Nursing professionals’ roles include patient assessment and monitoring, managing potential complications, coordinating the repositioning process, and providing emotional support to patients and their families. The former refers to continuous observation and recording of vital signs, oxygen saturation levels, and the patient’s subjective experience (Ghelichkhani and Esmaeili, 2020). Regular checks of the endotracheal tube and ventilator circuits are necessary to prevent accidental dislodgement or obstruction.

Coordination of the repositioning process requires effective communication and teamwork skills. Turning a critically ill patient from supine to prone and the other way around is a complex procedure that involves multiple healthcare professionals (Dardeir et al., 2020). Being in a prone position can be uncomfortable and anxiety-inducing for patients. Nurses need to provide reassurance, explain the procedure and its benefits, and involve the patient in decision-making when possible. Therefore, the implementation and effectiveness of prone positioning are highly dependent on the skills, competence, and collaboration of the nursing team.

Reference List

Dardeir, A. et al. (2020) ‘Factors influencing prone positioning in treating acute respiratory distress syndrome and the effect on mortality rate’, Cureus, 12(10), p. e10767. Web.

Ghelichkhani, P. and Esmaeili, M. (2020) ‘Prone position in the management of COVID-19 Patients; a commentary’, Archives of Academic Emergency Medicine, 8(1), p. e48. Web.

Gordon, A. et al. (2019) ‘Prone positioning in ARDS’, Critical Care Nursing Quarterly, 42(4), pp. 371-375. Web.

Guérin, C. et al. (2020) ‘Prone position in ARDS patients: why, when, how and for whom’, Intensive Care Medicine, 46, pp. 2385-2396. Web.

Hadaya, J. and Benharash, P. (2020) ‘Prone positioning for acute respiratory distress syndrome (ARDS)’, JAMA, 324(13), p. 1361. Web.

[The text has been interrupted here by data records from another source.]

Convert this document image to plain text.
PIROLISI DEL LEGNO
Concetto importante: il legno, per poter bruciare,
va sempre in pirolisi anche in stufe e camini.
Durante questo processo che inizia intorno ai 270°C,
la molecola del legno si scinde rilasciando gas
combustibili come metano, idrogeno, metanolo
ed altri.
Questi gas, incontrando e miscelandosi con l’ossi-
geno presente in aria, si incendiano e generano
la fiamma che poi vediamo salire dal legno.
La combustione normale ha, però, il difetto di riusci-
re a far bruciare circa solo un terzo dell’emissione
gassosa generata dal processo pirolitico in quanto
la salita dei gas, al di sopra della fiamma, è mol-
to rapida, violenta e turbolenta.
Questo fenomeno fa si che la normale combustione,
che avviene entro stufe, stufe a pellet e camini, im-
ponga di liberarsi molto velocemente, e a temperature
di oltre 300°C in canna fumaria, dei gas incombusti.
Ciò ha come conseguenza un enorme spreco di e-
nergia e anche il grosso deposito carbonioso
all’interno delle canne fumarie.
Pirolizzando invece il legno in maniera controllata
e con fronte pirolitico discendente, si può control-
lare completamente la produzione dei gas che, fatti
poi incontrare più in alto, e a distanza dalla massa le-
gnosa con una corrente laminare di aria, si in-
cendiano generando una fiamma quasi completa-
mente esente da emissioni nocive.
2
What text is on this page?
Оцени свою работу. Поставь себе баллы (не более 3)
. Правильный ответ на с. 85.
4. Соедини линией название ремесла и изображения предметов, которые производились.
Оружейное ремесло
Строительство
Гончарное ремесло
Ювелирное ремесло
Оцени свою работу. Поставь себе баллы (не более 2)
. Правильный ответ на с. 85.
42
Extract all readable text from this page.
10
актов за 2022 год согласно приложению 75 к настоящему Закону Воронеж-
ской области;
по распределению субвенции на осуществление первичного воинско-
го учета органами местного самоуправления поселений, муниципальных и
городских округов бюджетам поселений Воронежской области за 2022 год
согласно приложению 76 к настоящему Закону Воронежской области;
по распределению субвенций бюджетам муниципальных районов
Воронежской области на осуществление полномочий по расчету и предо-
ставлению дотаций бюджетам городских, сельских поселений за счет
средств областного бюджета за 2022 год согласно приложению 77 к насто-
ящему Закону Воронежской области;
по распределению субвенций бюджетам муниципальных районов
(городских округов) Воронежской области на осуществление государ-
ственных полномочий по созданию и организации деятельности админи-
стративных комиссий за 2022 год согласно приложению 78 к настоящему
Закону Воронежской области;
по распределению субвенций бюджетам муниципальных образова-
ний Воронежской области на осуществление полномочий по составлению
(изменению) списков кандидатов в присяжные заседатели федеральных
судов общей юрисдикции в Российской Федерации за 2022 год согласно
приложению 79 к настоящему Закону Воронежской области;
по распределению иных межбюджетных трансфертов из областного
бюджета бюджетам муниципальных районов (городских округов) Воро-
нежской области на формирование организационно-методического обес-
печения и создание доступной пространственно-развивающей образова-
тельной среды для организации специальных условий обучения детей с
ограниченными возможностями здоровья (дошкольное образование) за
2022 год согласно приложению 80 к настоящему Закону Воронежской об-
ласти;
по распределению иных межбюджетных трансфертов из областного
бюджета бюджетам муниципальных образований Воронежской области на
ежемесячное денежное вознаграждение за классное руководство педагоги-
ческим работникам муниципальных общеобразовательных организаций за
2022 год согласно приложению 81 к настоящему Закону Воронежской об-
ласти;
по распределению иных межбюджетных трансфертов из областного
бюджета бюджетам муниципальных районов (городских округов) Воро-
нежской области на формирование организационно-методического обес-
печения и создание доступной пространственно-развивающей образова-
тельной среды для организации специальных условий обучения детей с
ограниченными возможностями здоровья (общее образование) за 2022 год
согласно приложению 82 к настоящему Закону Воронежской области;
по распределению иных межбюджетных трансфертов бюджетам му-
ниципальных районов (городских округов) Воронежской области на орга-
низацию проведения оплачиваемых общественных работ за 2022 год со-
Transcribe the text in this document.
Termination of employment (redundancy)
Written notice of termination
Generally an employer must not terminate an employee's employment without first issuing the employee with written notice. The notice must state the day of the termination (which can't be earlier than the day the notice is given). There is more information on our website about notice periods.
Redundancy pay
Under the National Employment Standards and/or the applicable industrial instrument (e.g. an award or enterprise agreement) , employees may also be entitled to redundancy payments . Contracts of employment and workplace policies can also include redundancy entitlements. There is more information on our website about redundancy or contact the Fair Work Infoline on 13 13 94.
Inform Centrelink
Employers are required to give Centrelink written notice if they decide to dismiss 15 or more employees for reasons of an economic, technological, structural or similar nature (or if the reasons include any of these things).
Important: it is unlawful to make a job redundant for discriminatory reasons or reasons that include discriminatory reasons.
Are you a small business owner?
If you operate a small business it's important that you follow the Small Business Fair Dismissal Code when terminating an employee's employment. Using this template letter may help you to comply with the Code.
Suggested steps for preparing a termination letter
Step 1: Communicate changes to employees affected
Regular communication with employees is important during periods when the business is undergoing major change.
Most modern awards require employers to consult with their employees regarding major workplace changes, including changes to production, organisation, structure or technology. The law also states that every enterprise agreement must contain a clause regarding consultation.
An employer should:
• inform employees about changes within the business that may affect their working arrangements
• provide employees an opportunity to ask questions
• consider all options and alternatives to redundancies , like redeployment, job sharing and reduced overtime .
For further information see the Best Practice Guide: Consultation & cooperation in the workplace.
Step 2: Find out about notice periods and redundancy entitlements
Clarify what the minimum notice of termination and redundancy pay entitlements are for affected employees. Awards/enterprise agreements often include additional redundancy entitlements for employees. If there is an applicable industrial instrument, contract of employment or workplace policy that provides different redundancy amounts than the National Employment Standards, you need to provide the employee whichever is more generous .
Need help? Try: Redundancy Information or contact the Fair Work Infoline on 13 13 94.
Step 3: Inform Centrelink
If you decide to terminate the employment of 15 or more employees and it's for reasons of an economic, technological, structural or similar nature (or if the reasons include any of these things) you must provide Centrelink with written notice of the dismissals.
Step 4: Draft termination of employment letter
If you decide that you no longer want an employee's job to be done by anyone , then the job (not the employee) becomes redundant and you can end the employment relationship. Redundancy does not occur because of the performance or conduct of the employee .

Moran, J. L. and Graham, P. L. (2021) ‘Multivariate meta-analysis of the mortality effect of prone positioning in the acute respiratory distress syndrome’, Journal of Intensive Care Medicine, 36(11), pp. 1323-1330. Web.

Rampon, G. L., Simpson, S. Q. and Agrawal, R. (2023) ‘Prone positioning for acute hypoxemic respiratory failure and ARDS: a review’, CHEST, 163(2), pp. 332-340. Web.

Weatherald, J. et al. (2022) ‘Efficacy of awake prone positioning in patients with COVID-19 related hypoxemic respiratory failure: systematic review and meta-analysis of randomized trials’, BMJ, 379, p. e071966. Web.